Tutto congiura contro il suo desiderio di diventare prete: la sua famiglia povera, suo padre, la sua mediocre capacità di studio, Napoleone che lo vuole soldato (diserterà), una Chiesa francese che può permettersi il lusso di selezionare fra i tanti candidati al sacerdozio. Eppure Giovanni Maria Vianney trova nel suo padre spirituale un vero amico che lo aiuta in ogni modo a realizzare il suo sogno. Così, diventato prete, viene prima inviato come curato del suo padre spirituale e, alla morte di lui, destinato ad Ars, piccolo centro rurale di Bourg en Bresse. Siamo nel 1817. Qui il piccolo parroco, timido e impacciato, consapevole della propria inadeguatezza, considerato “strano” dai suoi confratelli, inizia una vita dedicata alla preghiera e alla confessione. Vive con disagio il ministero: fa violenza a se stesso per stare con le persone, per due volte fugge per entrare in monastero, salvo poi ricredersi e tornare al suo posto. A vedere il suo volto, a leggere le sue riflessioni, distanti da noi come sensibilità, proviamo un senso di stupore e di imbarazzo. Il curato d’Ars che si nutre di patate, il santo curato che sta sedici ore in confessionale, le ferrovie che organizzano dei treni speciali da Parigi ad Ars per portare i penitenti, il curato che fa portare le reliquie di santa Filomena per giustificare i miracoli di guarigione che egli opera, attribuendoli alla santa…

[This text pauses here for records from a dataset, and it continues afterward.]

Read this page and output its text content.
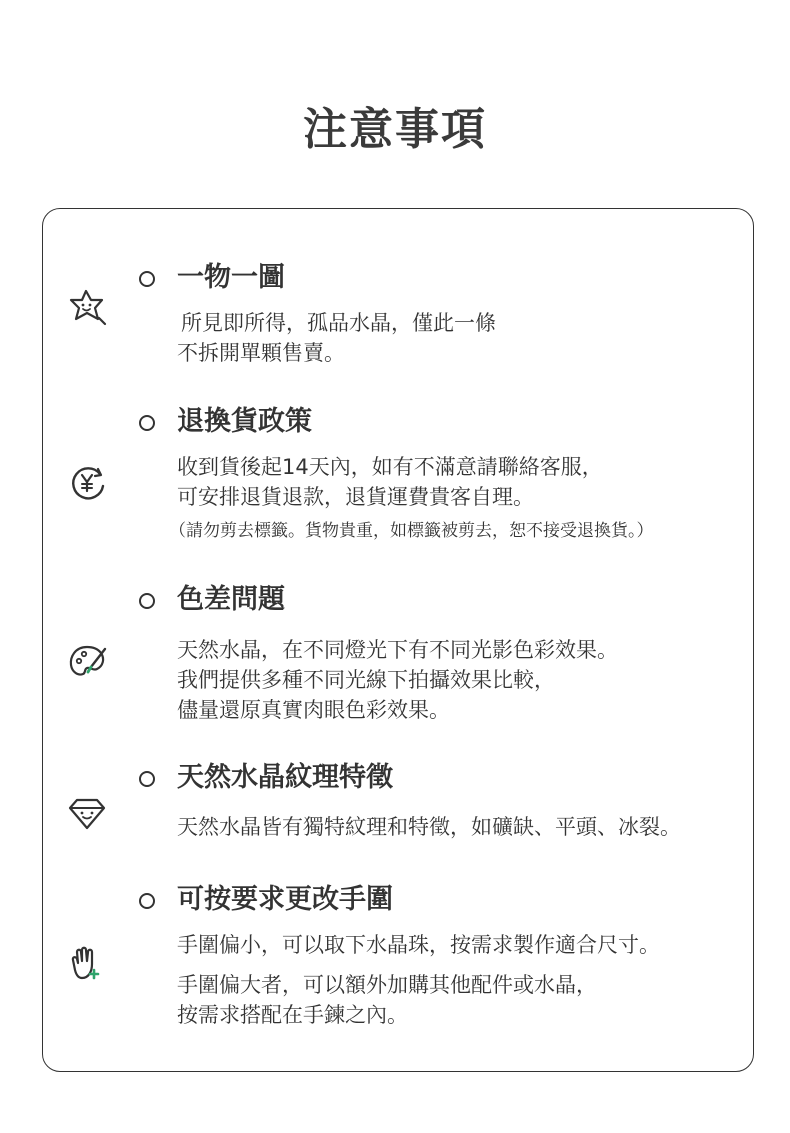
注意事項
一物一圖
所見即所得，孤品水晶，僅此一條
不拆開單顆售賣。
退換貨政策
收到貨後起14天內，如有不滿意請聯絡客服，
可安排退貨退款，退貨運費貴客自理。
（請勿剪去標籤。貨物貴重，如標籤被剪去，恕不接受退換貨。）
色差問題
天然水晶，在不同燈光下有不同光影色彩效果。
我們提供多種不同光線下拍攝效果比較，
儘量還原真實肉眼色彩效果。
天然水晶紋理特徵
天然水晶皆有獨特紋理和特徵，如礦缺、平頭、冰裂。
可按要求更改手圍
手圍偏小，可以取下水晶珠，按需求製作適合尺寸。
手圍偏大者，可以額外加購其他配件或水晶，
按需求搭配在手鍊之內。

Nominato patrono dei parroci, papa Benedetto lo ha voluto come icona dell’anno sacerdotale.
Scrivo questo post dopo qualche settimana di dibattito sul blog, in cui emerge, in alcuni voi, qualche sofferenza di troppo. Tutti noi, credo, abbiamo incontrato dei santi preti e dei preti incoerenti. Io per primo li ho incontrati, e io per primo lo sono stato, perché in ognuno, prete o meno, c’è la santità e l’incoerenza. Non ho risposte facili: io stesso ho espresso il desiderio di una profonda riforma all’interno della Chiesa, ma non a partire dai preti, ma da tutti noi. Il ruolo del prete è in profonda crisi, fra ciò che gli si chiede (funzionario e apostolo, equilibrato e dinamico, celibe e attento alla famiglia…) e la misura del suo limite, in un mondo troppo complesso per essere affrontato con i soliti schemi, il rischio è di aspettarsi troppo da lui o che lui si aspetti troppo da noi.

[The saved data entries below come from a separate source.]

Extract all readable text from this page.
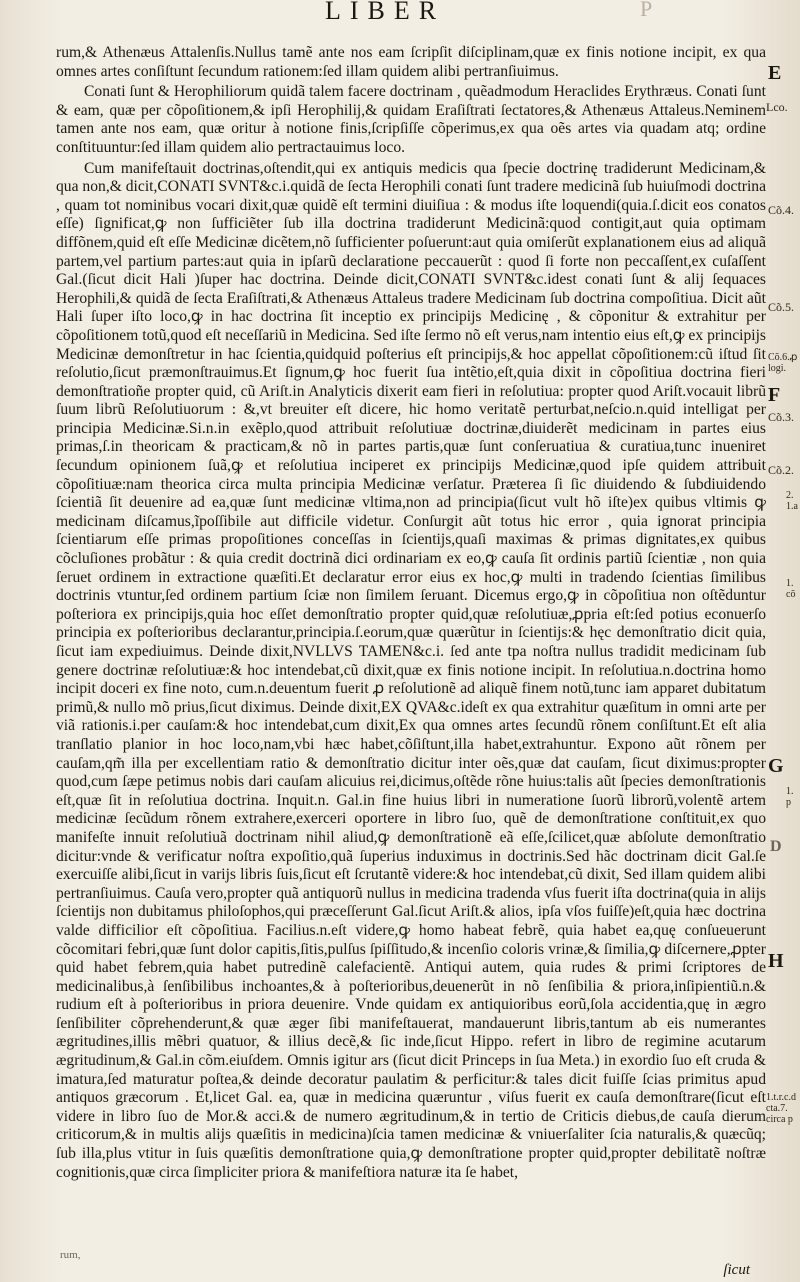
LIBER	P

rum,& Athenæus Attalenſis.Nullus tamẽ ante nos eam ſcripſit diſciplinam,quæ ex finis notione incipit, ex qua omnes artes conſiſtunt ſecundum rationem:ſed illam quidem alibi pertranſiuimus.

Conati ſunt & Herophiliorum quidã talem facere doctrinam , quẽadmodum Heraclides Erythræus. Conati ſunt & eam, quæ per cõpoſitionem,& ipſi Herophilij,& quidam Eraſiſtrati ſectatores,& Athenæus Attaleus.Neminem tamen ante nos eam, quæ oritur à notione finis,ſcripſiſſe cõperimus,ex qua oẽs artes via quadam atq; ordine conſtituuntur:ſed illam quidem alio pertractauimus loco.

Cum manifeſtauit doctrinas,oſtendit,qui ex antiquis medicis qua ſpecie doctrinę tradiderunt Medicinam,& qua non,& dicit,CONATI SVNT&c.i.quidã de ſecta Herophili conati ſunt tradere medicinã ſub huiuſmodi doctrina , quam tot nominibus vocari dixit,quæ quidẽ eſt termini diuiſiua : & modus iſte loquendi(quia.ſ.dicit eos conatos eſſe) ſignificat,ꝙ non ſufficiẽter ſub illa doctrina tradiderunt Medicinã:quod contigit,aut quia optimam diffõnem,quid eſt eſſe Medicinæ dicẽtem,nõ ſufficienter poſuerunt:aut quia omiſerũt explanationem eius ad aliquã partem,vel partium partes:aut quia in ipſarũ declaratione peccauerũt : quod ſi forte non peccaſſent,ex cuſaſſent Gal.(ſicut dicit Hali )ſuper hac doctrina. Deinde dicit,CONATI SVNT&c.idest conati ſunt & alij ſequaces Herophili,& quidã de ſecta Eraſiſtrati,& Athenæus Attaleus tradere Medicinam ſub doctrina compoſitiua. Dicit aũt Hali ſuper iſto loco,ꝙ in hac doctrina ſit inceptio ex principijs Medicinę , & cõponitur & extrahitur per cõpoſitionem totũ,quod eſt neceſſariũ in Medicina. Sed iſte ſermo nõ eſt verus,nam intentio eius eſt,ꝙ ex principijs Medicinæ demonſtretur in hac ſcientia,quidquid poſterius eſt principijs,& hoc appellat cõpoſitionem:cũ iſtud ſit reſolutio,ſicut præmonſtrauimus.Et ſignum,ꝙ hoc fuerit ſua intẽtio,eſt,quia dixit in cõpoſitiua doctrina fieri demonſtratioñe propter quid, cũ Ariſt.in Analyticis dixerit eam fieri in reſolutiua: propter quod Ariſt.vocauit librũ ſuum librũ Reſolutiuorum : &,vt breuiter eſt dicere, hic homo veritatẽ perturbat,neſcio.n.quid intelligat per principia Medicinæ.Si.n.in exẽplo,quod attribuit reſolutiuæ doctrinæ,diuiderẽt medicinam in partes eius primas,ſ.in theoricam & practicam,& nõ in partes partis,quæ ſunt conſeruatiua & curatiua,tunc inueniret ſecundum opinionem ſuã,ꝙ et reſolutiua inciperet ex principijs Medicinæ,quod ipſe quidem attribuit cõpoſitiuæ:nam theorica circa multa principia Medicinæ verſatur. Præterea ſi ſic diuidendo & ſubdiuidendo ſcientiã ſit deuenire ad ea,quæ ſunt medicinæ vltima,non ad principia(ſicut vult hõ iſte)ex quibus vltimis ꝙ medicinam diſcamus,ĩpoſſibile aut difficile videtur. Conſurgit aũt totus hic error , quia ignorat principia ſcientiarum eſſe primas propoſitiones conceſſas in ſcientijs,quaſi maximas & primas dignitates,ex quibus cõcluſiones probãtur : & quia credit doctrinã dici ordinariam ex eo,ꝙ cauſa ſit ordinis partiũ ſcientiæ , non quia ſeruet ordinem in extractione quæſiti.Et declaratur error eius ex hoc,ꝙ multi in tradendo ſcientias ſimilibus doctrinis vtuntur,ſed ordinem partium ſciæ non ſimilem ſeruant. Dicemus ergo,ꝙ in cõpoſitiua non oſtẽduntur poſteriora ex principijs,quia hoc eſſet demonſtratio propter quid,quæ reſolutiuæ,ꝓpria eſt:ſed potius econuerſo principia ex poſterioribus declarantur,principia.ſ.eorum,quæ quærũtur in ſcientijs:& hęc demonſtratio dicit quia, ſicut iam expediuimus. Deinde dixit,NVLLVS TAMEN&c.i. ſed ante tpa noſtra nullus tradidit medicinam ſub genere doctrinæ reſolutiuæ:& hoc intendebat,cũ dixit,quæ ex finis notione incipit. In reſolutiua.n.doctrina homo incipit doceri ex fine noto, cum.n.deuentum fuerit ꝓ reſolutionẽ ad aliquẽ finem notũ,tunc iam apparet dubitatum primũ,& nullo mõ prius,ſicut diximus. Deinde dixit,EX QVA&c.ideſt ex qua extrahitur quæſitum in omni arte per viã rationis.i.per cauſam:& hoc intendebat,cum dixit,Ex qua omnes artes ſecundũ rõnem conſiſtunt.Et eſt alia tranſlatio planior in hoc loco,nam,vbi hæc habet,cõſiſtunt,illa habet,extrahuntur. Expono aũt rõnem per cauſam,qm̃ illa per excellentiam ratio & demonſtratio dicitur inter oẽs,quæ dat cauſam, ſicut diximus:propter quod,cum ſæpe petimus nobis dari cauſam alicuius rei,dicimus,oſtẽde rõne huius:talis aũt ſpecies demonſtrationis eſt,quæ ſit in reſolutiua doctrina. Inquit.n. Gal.in fine huius libri in numeratione ſuorũ librorũ,volentẽ artem medicinæ ſecũdum rõnem extrahere,exerceri oportere in libro ſuo, quẽ de demonſtratione conſtituit,ex quo manifeſte innuit reſolutiuã doctrinam nihil aliud,ꝙ demonſtrationẽ eã eſſe,ſcilicet,quæ abſolute demonſtratio dicitur:vnde & verificatur noſtra expoſitio,quã ſuperius induximus in doctrinis.Sed hãc doctrinam dicit Gal.ſe exercuiſſe alibi,ſicut in varijs libris ſuis,ſicut eſt ſcrutantẽ videre:& hoc intendebat,cũ dixit, Sed illam quidem alibi pertranſiuimus. Cauſa vero,propter quã antiquorũ nullus in medicina tradenda vſus fuerit iſta doctrina(quia in alijs ſcientijs non dubitamus philoſophos,qui præceſſerunt Gal.ſicut Ariſt.& alios, ipſa vſos fuiſſe)eſt,quia hæc doctrina valde difficilior eſt cõpoſitiua. Facilius.n.eſt videre,ꝙ homo habeat febrẽ, quia habet ea,quę conſueuerunt cõcomitari febri,quæ ſunt dolor capitis,ſitis,pulſus ſpiſſitudo,& incenſio coloris vrinæ,& ſimilia,ꝙ diſcernere,ꝓpter quid habet febrem,quia habet putredinẽ calefacientẽ. Antiqui autem, quia rudes & primi ſcriptores de medicinalibus,à ſenſibilibus inchoantes,& à poſterioribus,deuenerũt in nõ ſenſibilia & priora,inſipientiũ.n.& rudium eſt à poſterioribus in priora deuenire. Vnde quidam ex antiquioribus eorũ,ſola accidentia,quę in ægro ſenſibiliter cõprehenderunt,& quæ æger ſibi manifeſtauerat, mandauerunt libris,tantum ab eis numerantes ægritudines,illis mẽbri quatuor, & illius decẽ,& ſic inde,ſicut Hippo. refert in libro de regimine acutarum ægritudinum,& Gal.in cõm.eiuſdem. Omnis igitur ars (ſicut dicit Princeps in ſua Meta.) in exordio ſuo eſt cruda & imatura,ſed maturatur poſtea,& deinde decoratur paulatim & perficitur:& tales dicit fuiſſe ſcias primitus apud antiquos græcorum . Et,licet Gal. ea, quæ in medicina quæruntur , viſus fuerit ex cauſa demonſtrare(ſicut eſt videre in libro ſuo de Mor.& acci.& de numero ægritudinum,& in tertio de Criticis diebus,de cauſa dierum criticorum,& in multis alijs quæſitis in medicina)ſcia tamen medicinæ & vniuerſaliter ſcia naturalis,& quæcũq; ſub illa,plus vtitur in ſuis quæſitis demonſtratione quia,ꝙ demonſtratione propter quid,propter debilitatẽ noſtræ cognitionis,quæ circa ſimpliciter priora & manifeſtiora naturæ ita ſe habet,

E
F
G
H
Lco.
Cõ.4.
Cõ.5.
Cõ.6.ꝓ logi.
Cõ.3.
Cõ.2.
2. 1.a
1. cõ
1. p
1.t.r.c.d cta.7. circa p
D
rum,
ſicut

Cosa ci può dire il Curato d’Ars?
Ci propone il ritorno ad un rapporto di Chiesa fatto di ascolto e di consapevolezza del proprio limite. da parte dei preti e da parte dei fedeli. Quella Chiesa sognata da Cristo e riproposta dal Concilio è ancora molto da costruire: solo la santità può aiutarci a costruire una Chiesa in cui i preti facciano i preti, spezzando la Parola e il pane e i laici i laici, portando il vangelo nel mondo, in prima linea, tutti fratelli, senza prevaricazioni, nella consapevolezza del proprio carisma e del proprio ministero.
Io, come un hobbit, vivo nella terra di mezzo: prete senza esercitare un ministero (eppure più prete che mai), vivo il vangelo nel mondo, nella semplicità di ciò che riesco ad essere e a fare (con qualche fatica dovuta dal non avere l’abitudine alla concretezza quotidiana).
Preghiamo per i nostri preti, mentre ne vediamo i limiti. Preghiamo per tutta la Chiesa, mentre ne sogniamo la conversione.
In questo giorno vi segnalo un libro simpatico e profondo: “Pretacci”, scritto da Candido Cannavò, quella della Gazzetta dello Sport, per intendersi, che alle doti di giornalista aggiunge un’inattesa profondità spirituale. A me ha dato tanto.